A verdade já não é o que era, nem na igreja

Antigo núncio dos EUA desencadeou guerra civil na Igreja Católica, acusando o Papa de proteger abusadores sexuais. Mas o que parecia verdadeiro pode ser profundamente falso. 

Passava pouco das nove da manhã em Roma quando o arcebispo Carlo Maria Viganò entrou no apartamento do jornalista vaticanista italiano Marco Tosatti. Estava de cabeção e com um boné de basebol a dizer Rocky Mountain e anunciou que tinha uma história «explosiva» para contar. A seguir, sentou-se e começou a escrever as 11 páginas que, esta semana, desencadearam uma guerra civil dentro da Igreja Católica.  

Tosatti admitiu há dias ao The New York Times que, ainda nessa manhã, editou o texto do arcebispo. Diz ter apaziguado a linguagem de um «homem enraivecido». Já perto da hora de almoço, Viganò decidiu ir-se embora. Antes, confessou-se «preocupado com a sua segurança» e explicou que iria «desaparecer» e desligar o telemóvel. «Não te digo para onde vou para que não tenhas de mentir quando to perguntarem», acrescentou.

Horas depois, o arcebispo Viganò tornava-se no nome mais falado e polémico da Igreja Católica.
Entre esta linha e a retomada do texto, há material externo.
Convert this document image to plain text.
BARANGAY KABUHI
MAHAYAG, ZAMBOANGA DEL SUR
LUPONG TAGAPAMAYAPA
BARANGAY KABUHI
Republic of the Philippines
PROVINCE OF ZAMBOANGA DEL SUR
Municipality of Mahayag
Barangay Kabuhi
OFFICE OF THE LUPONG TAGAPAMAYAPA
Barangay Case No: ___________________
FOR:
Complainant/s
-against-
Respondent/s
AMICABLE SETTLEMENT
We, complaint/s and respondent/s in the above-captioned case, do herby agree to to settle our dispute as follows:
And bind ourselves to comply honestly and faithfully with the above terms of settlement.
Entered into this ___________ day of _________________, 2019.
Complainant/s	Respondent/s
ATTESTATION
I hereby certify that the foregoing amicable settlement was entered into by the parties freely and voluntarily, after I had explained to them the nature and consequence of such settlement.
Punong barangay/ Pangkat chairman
E o conteúdo da carta que escreveu –  classificado por alguns de «bomba atómica» – não é para menos. Entre as muitas frases explosivas conta-se o pedido de resignação do Papa Francisco, a quem Viganò acusa de ter protegido e promovido o cardeal americano Theodore McCarrick, implicado no mais recente escândalo de pedofilia da Igreja americana e que foi expulso do cardinalato no mês passado, quando a polémica rebentou em todo o mundo. 

Viganò, que foi núncio (embaixador do Vaticano) em Washington entre 2011 e 2016,  garante que as mais altas cúpulas de Roma ignoraram, durante 18 anos, sucessivos avisos e denúncias a respeito da conduta sexual desviante de McCarrick. Apesar de não apresentar provas ou documentos, o arcebispo garante que a nunciatura apostólica (embaixada do Vaticano) nos Estados Unidos informou o Vaticano, em novembro de 2000, que McCarrick «partilhava a cama com seminaristas». A denúncia não deu em nada e, seis anos mais tarde, o próprio Viganò escreveu ao então secretário de Estado da  Santa Sé, Tarcisio Bertone, a expor o assunto, propondo «medidas exemplares». Novamente sem resposta.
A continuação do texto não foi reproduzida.